Cane ustionato e bastonato da un pregiudicato siciliano: Assolto l’animalista che lo spedì al pronto soccorso con un pugno

Tutto è cominciato dalla storia di un povero cane picchiato e seviziato dal suo proprietario. Il quattro zampe era stato ustionato su tutto il corpo con mozziconi di sigarette e veniva picchiato con bastonate continue che avevano causato la frattura della mandibola.

Il povero cane costretto a subire sevizie dal proprietario, con precedenti di polizia, era stato sequestrato in seguito alla denuncia del Partito animalista europeo.

Successivamente si svolse una manifestazione di protesta sotto casa del torturatore. La protesta, però, finì con il degenerare e uno dei due seviziatori del cane, un pluripregiudicato di Trapani infiltratosi tra i manifestanti con l’intento provocatorio, fu costretto a ricorrere alle cure del pronto soccorso.

Per quell’evento la Polizia fermò il presidente del PAE, Stefano Fuccelli, con l’accusa di aggressione e lesioni. Oggi la sentenza di assoluzione con formula piena.

“Nell’atto di citazione a giudizio della Procura di Trapani il sottoscritto è imputato del reato di cui all’art. 582 c.p. per avere, assestandogli un vigoroso pugno al volto e di conseguenza facendogli perdere l’equilibrio e facendolo rovinare pesantemente al suolo, cagionato volontariamente a questa persona lesioni personali consistenti in trauma cranico.

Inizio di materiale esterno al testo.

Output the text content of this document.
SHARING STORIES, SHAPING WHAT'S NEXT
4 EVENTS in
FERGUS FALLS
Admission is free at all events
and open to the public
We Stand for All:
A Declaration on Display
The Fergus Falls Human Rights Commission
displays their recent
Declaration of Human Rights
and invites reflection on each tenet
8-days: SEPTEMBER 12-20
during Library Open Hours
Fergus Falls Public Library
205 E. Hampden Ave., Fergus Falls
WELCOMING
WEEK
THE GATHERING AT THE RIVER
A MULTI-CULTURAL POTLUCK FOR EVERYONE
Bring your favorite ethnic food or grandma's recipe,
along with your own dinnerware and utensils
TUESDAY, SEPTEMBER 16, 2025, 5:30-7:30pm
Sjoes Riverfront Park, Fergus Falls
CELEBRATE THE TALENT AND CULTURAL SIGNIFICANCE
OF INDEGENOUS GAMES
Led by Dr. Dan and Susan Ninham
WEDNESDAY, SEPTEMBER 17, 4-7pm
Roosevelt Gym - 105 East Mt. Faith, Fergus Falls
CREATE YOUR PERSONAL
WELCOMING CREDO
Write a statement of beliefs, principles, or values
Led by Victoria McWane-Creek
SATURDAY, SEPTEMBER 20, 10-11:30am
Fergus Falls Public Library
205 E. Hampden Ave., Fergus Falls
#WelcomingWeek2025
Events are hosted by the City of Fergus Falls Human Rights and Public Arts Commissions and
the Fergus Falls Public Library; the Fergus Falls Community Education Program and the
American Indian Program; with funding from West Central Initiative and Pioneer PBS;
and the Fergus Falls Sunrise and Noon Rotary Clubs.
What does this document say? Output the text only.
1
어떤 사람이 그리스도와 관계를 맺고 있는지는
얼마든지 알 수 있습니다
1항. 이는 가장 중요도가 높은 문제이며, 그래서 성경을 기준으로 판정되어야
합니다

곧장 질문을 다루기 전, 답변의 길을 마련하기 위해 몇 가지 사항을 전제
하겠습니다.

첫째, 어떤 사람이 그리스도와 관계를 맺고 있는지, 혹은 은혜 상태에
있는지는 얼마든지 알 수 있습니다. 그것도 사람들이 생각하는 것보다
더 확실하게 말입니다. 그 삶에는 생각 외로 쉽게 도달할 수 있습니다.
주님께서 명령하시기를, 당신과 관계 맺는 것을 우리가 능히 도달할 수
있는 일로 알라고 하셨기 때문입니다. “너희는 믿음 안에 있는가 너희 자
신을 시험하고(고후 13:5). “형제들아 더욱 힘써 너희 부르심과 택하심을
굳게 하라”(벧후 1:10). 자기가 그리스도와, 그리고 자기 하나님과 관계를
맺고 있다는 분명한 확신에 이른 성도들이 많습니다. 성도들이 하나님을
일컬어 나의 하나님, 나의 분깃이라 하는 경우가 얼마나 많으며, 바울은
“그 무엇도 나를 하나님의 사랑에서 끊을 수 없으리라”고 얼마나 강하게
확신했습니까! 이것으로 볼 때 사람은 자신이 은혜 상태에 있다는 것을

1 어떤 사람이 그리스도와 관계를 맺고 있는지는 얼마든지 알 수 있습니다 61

Conseguenza di queste lesioni un periodo di malattia e di incapacità ad attendere alle ordinarie occupazioni – dichiara il presidente del Pae -.

Trovo che sia tutto una forzatura, noi stavamo manifestando pacificamente quando quest’uomo si è avvicinato con l’unico intento di provocare e colpire il promotore dell’evento Enrico Rizzi, come poi ha fatto. Nel secondo tentativo di offendere Rizzi mi sono intromesso al fine di evitare il contatto dandogli una spintonata, lui ha perso l’equilibrio ed è caduto a terra battendo la testa.

Il mio – sottolinea Fuccelli – è stato un comportamento difensivo al fine di evitare conseguenze ben più gravi. Ringrazio l’ottima assistenza legale dell’Avvocato Alessio Cugini che è riuscito a dirimere quei dubbi che hanno permesso alla magistratura di ricostruire i fatti realmente accaduti.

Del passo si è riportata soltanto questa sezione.